I have a Slack account, but it is dormant.
2015 database hack is the terrible gift that keeps giving for Slack: Tens of thousands of passwords now reset
Slack says a 2015 database theft is to blame for a large-scale reset of stolen passwords. The Discord-for-Suits developer said on Thursday that it was resetting the passwords for roughly 1 per cent of its 10 million or so accounts after an investigation revealed that stolen credentials were being sold online. These included …
Friday 19th July 2019 08:27 GMT Luke Maslany
"The only users at risk are people who began using Slack before February of 2015 who have not reset their passwords since the break-in took place, and have not implemented two-factor authentication on their accounts."
I'd argue that users that had used the same password on other systems would also be 'at risk'. Users that use common variants of a password would, I should think, also be at risk.
Friday 19th July 2019 10:43 GMT Charlie Clark
Indeed, though it's worth noting that at least the passwords were hashed so that's a lot of rainbow tables to generate but that's no longer so difficult on modern infrastructure.
I'm beginning to think that, no manner how clever we make them, passwords are fundamentally flawed. If you've got more than a couple you won't be able to remember them without some kind of help such as a system or a keychain. Or writing them down as one of my customers told me the other day.
2FA via a mobile phone certainly isn't flawless but it's beginning to look like the least worst option.
Friday 19th July 2019 14:24 GMT Ben Tasker
> Indeed, though it's worth noting that at least the passwords were hashed so that's a lot of rainbow tables to generate but that's no longer so difficult on modern infrastructure.
At the time (i.e. back in 2015) they believed that only password hashes had been stolen.
This latest revelation is that the attackers injected code into Slack's login page in order to filch plain text creds (i.e. as the user entered them).
2FA is almost always a wise addition though, yes
Friday 19th July 2019 08:31 GMT Pascal Monett
"After investigating further, the usernames and passwords were found to have been lifted from a Slack network intrusion that occurred more than four years ago"
Did I read that correctly ? They had a network intrusion and didn't think of changing the passwords ?
Somebody should be fired over that, somebody high up. It is network security 101 : when you have detected a breach, you change the passwords. All of them.
Friday 19th July 2019 10:27 GMT Ben Tasker
Re: Hold it
When they reset passwords last month, they also originally insisted that the credentials must've been gathered through malware and the breach was "100% not at Slack's end".

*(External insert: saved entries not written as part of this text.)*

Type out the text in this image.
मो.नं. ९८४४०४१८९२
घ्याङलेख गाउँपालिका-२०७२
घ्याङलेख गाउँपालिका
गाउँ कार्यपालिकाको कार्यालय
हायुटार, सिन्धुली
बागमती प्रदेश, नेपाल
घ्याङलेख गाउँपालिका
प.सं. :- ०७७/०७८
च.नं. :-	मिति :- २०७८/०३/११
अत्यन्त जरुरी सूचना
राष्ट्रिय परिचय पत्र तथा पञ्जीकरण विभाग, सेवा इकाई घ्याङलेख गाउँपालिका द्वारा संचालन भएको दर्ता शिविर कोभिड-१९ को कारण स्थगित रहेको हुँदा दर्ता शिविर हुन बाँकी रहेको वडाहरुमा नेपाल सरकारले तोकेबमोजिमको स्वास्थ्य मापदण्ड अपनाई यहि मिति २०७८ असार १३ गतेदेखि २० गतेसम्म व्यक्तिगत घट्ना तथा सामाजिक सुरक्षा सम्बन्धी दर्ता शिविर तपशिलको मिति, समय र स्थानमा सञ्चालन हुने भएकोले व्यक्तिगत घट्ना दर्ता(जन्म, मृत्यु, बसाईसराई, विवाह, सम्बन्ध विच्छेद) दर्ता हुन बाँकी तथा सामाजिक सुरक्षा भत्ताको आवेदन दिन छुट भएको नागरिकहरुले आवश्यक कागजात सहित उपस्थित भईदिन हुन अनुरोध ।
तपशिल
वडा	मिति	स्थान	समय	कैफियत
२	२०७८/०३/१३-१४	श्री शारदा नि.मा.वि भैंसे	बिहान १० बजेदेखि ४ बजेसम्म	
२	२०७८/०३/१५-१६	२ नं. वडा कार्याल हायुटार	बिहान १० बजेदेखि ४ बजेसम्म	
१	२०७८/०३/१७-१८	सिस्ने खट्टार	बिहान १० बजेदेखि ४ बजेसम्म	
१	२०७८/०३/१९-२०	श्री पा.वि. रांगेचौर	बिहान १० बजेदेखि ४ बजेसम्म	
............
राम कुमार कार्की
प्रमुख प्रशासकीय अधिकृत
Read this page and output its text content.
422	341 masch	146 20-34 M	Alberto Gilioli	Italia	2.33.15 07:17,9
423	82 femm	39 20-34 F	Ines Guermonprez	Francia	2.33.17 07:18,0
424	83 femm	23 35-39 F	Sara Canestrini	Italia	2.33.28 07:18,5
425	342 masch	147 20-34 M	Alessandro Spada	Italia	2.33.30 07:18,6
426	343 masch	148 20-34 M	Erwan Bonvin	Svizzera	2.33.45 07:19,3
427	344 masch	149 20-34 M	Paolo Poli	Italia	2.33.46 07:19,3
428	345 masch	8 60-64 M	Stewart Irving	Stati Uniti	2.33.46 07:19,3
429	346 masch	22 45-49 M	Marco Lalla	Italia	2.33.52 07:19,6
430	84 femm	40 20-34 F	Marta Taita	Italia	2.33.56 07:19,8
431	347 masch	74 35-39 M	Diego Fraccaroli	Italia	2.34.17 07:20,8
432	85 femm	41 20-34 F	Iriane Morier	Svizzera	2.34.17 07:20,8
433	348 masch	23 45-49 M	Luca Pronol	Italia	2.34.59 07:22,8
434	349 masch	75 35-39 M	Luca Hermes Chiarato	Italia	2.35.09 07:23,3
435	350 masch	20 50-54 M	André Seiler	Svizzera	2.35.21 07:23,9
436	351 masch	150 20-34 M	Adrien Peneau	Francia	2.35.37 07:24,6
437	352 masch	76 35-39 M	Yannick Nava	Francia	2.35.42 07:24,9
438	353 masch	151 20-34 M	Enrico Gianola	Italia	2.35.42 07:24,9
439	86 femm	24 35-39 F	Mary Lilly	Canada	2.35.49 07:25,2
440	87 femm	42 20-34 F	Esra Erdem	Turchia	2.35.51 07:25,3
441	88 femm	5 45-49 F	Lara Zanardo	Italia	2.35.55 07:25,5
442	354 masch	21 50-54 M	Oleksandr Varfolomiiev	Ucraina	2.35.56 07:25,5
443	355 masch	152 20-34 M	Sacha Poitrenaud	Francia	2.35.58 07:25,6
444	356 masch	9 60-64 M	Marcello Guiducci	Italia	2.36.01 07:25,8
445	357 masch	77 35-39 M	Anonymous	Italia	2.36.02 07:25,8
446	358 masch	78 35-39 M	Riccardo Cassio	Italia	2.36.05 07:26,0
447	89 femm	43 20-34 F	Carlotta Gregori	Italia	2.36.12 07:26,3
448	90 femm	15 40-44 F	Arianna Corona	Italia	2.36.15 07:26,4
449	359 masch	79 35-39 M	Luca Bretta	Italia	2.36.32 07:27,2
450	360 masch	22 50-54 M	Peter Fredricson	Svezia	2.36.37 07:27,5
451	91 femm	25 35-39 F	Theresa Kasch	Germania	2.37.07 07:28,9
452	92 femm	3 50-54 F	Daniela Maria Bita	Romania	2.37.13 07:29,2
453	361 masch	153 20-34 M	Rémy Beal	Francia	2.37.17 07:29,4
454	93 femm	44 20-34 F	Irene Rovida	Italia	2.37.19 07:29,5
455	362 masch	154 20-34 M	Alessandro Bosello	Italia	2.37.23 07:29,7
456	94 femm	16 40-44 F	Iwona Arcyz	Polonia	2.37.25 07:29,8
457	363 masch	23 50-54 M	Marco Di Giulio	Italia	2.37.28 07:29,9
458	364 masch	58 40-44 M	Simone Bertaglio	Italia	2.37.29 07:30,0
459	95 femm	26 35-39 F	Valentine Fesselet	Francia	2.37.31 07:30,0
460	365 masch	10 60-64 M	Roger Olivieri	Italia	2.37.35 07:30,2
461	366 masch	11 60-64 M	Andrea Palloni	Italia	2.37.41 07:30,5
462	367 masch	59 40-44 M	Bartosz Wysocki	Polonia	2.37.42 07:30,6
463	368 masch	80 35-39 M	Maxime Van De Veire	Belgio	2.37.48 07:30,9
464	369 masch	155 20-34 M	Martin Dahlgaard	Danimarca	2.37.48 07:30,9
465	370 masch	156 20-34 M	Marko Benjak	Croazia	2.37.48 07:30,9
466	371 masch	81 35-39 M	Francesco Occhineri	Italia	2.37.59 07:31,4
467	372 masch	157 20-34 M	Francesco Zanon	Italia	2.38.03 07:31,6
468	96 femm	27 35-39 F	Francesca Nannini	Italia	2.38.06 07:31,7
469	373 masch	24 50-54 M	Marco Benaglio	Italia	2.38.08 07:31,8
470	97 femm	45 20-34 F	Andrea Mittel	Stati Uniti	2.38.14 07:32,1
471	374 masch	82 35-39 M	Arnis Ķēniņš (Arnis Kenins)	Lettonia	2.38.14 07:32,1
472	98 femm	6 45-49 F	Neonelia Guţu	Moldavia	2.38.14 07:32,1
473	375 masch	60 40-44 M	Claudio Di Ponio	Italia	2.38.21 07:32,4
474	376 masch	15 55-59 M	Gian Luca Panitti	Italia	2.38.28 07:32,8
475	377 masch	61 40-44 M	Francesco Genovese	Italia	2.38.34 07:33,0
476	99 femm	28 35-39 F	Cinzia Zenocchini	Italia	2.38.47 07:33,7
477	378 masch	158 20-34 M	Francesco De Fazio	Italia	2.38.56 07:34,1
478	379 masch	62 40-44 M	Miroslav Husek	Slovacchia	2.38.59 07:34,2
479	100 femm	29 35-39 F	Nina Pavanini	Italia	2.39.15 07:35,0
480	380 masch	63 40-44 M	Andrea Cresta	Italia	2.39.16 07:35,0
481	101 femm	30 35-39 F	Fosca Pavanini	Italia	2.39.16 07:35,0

After repeated pushbacks and provision of information gathered in twitter threads like that one, they went back to investigate some more.

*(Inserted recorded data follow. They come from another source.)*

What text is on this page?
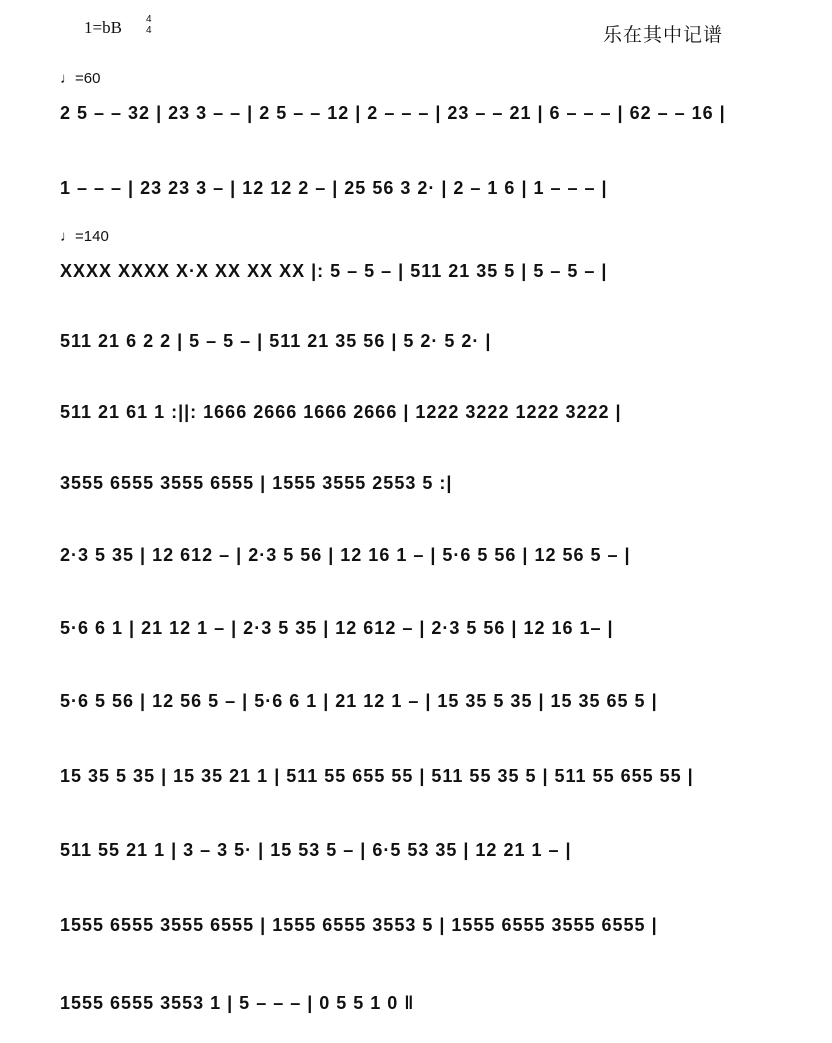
1=bB 4
4	乐在其中记谱
♩=60
♩=140
2 5 – – 32 | 23 3 – – | 2 5 – – 12 | 2 – – – | 23 – – 21 | 6 – – – | 62 – – 16 |
1 – – – | 23 23 3 – | 12 12 2 – | 25 56 3 2· | 2 – 1 6 | 1 – – – |
XXXX XXXX X·X XX XX XX |: 5 – 5 – | 511 21 35 5 | 5 – 5 – |
511 21 6 2 2 | 5 – 5 – | 511 21 35 56 | 5 2· 5 2· |
511 21 61 1 :||: 1666 2666 1666 2666 | 1222 3222 1222 3222 |
3555 6555 3555 6555 | 1555 3555 2553 5 :|
2·3 5 35 | 12 612 – | 2·3 5 56 | 12 16 1 – | 5·6 5 56 | 12 56 5 – |
5·6 6 1 | 21 12 1 – | 2·3 5 35 | 12 612 – | 2·3 5 56 | 12 16 1– |
5·6 5 56 | 12 56 5 – | 5·6 6 1 | 21 12 1 – | 15 35 5 35 | 15 35 65 5 |
15 35 5 35 | 15 35 21 1 | 511 55 655 55 | 511 55 35 5 | 511 55 655 55 |
511 55 21 1 | 3 – 3 5· | 15 53 5 – | 6·5 53 35 | 12 21 1 – |
1555 6555 3555 6555 | 1555 6555 3553 5 | 1555 6555 3555 6555 |
1555 6555 3553 1 | 5 – – – | 0 5 5 1 0 ‖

Now it seems it was rogue shit injected into the Slack login page at their end.
Tuesday 23rd July 2019 07:40 GMT KRS-One
Periodic password changes
And who said we should remove periodic password changes to improve security? https://pages.nist.gov/800-63-3/sp800-63b.html
Verifiers SHOULD NOT require memorized secrets to be changed arbitrarily (e.g., periodically). However, verifiers SHALL force a change if there is evidence of compromise of the authenticator.
Since it is clear we are not being informed if there is evidence of compromise by all our wonderful cloud providers I still stand by periodic password changes.
Of course where possible MFA should be enforced.
Now a 4 year old hack is biting us in the behind again so periodic password changes are not a bad thing.